Azerbaycan Cumhurbaşkanı İlham Aliyev, Habertürk'ten Çetiner Çetin'e özel bir röportaj verdi. Ermenistan'ın işgal etttiği topraklardan çekilmesi gerektiğini belirten Aliyev, Türkiye olmaksızın bu sorunun çözülmeyeceğini vurguladı.
Öte yandan Aliyev askeri harekata devam ettiklerini açıkladı.
Aliyev'in açıklamalarından satır başları:
Cephe hattında ordumuz bir kaç köyü işgalden kurtarma operasyonları hayırlısıyla devam ediyor. Ermenistan’ın bu kalleş saldırısının sebebi odur ki, sivillere saldırarak bizi onlara karşı cevap vermeye tahrik ediyorlar. Bizim hedefimiz siviller değil, askeri hedeflerdir. Operasyonun başından beri bizim nokta atışlarımız onların silahlı birliklerine yapılmıştır.
Ermenistan’ın bu çirkin siyaseti anlaşılandır, çünkü onlar her zaman savaş meydanında yenilince böyle çirkin işlere el atıyorlar. Sivil ve savunmasız insanlara karşı acımasız olmak onlar için sıradan bir şey. Bunu Hocalı soykırımı örneğinde görmüştük.
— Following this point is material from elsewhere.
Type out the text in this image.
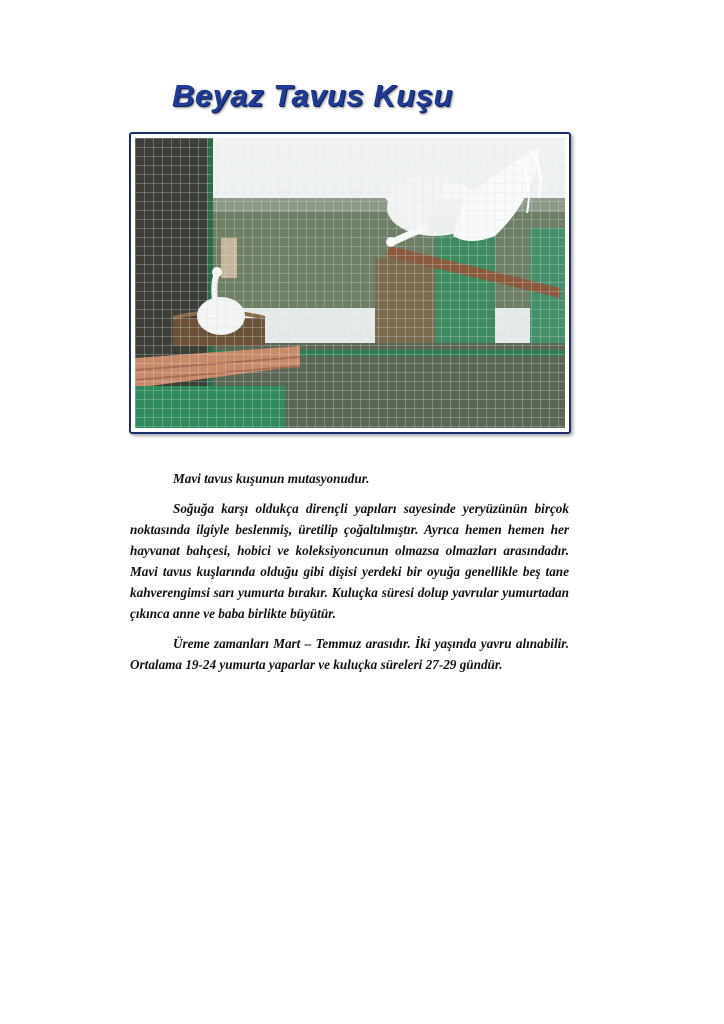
Beyaz Tavus Kuşu

Mavi tavus kuşunun mutasyonudur.

Soğuğa karşı oldukça dirençli yapıları sayesinde yeryüzünün birçok noktasında ilgiyle beslenmiş, üretilip çoğaltılmıştır. Ayrıca hemen hemen her hayvanat bahçesi, hobici ve koleksiyoncunun olmazsa olmazları arasındadır. Mavi tavus kuşlarında olduğu gibi dişisi yerdeki bir oyuğa genellikle beş tane kahverengimsi sarı yumurta bırakır. Kuluçka süresi dolup yavrular yumurtadan çıkınca anne ve baba birlikte büyütür.

Üreme zamanları Mart – Temmuz arasıdır. İki yaşında yavru alınabilir. Ortalama 19-24 yumurta yaparlar ve kuluçka süreleri 27-29 gündür.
Ermeni ordusuna büyük darbe vuruldu. 200 tank, 2 S-300 füze sistemi imha edildi, 33 tank ele geçirildi ve birçok askeri araç imha edildi veya ele geçirildi.
Ama görünüyor ki, Ermenistan'ın planları tam başkadır. Onlar zannediyorlar bu ateşkesle askeri yenilgilerini kapatır ve zaman kazanarak yeni askeri takviyeleri artırarak Azerbaycan'a karşı saldırıları devam ettirebilirler.
Ama onlar yanıldılar. Ben demiştim eğer Ermenistan olumlu tavır göstermese pişman olacak diye ve haklıydım. Hayır, takvim verilmemişti, biz de çok ısrar etmemiştik, çünkü Moskova antlaşmasındaki maddeler bizi tatmin etti.
Moskova görüşmesinin bu kadar uzun sürmesinin sebebi bizi tatmin etmeyecek maddelerin anlaşmadan çıkarılmasıydı. Bizim Dışişleri Bakanımız oraya giderken ona teklifler sunuldu, tabii olarak benimle irtibat kuruldu ve bizim şartlarımızı demiştim. Ve o şartların dışında her hangi bir şey imkansızdı. O yüzden durumu dikkate alarak tutumumuzu bir az hafiflettik.
Madrid anlaşması bu toprakların Azerbaycan‘a geri verilmesini onaylıyor. İkili görüşmeler aynen kalmalıdır. Yani, Ermenistan ve Azerbaycan görüşmeler yapacak. Herhangi bir sözde Karabağ delegesinin bu görüşmelere katılması söz konusu değil.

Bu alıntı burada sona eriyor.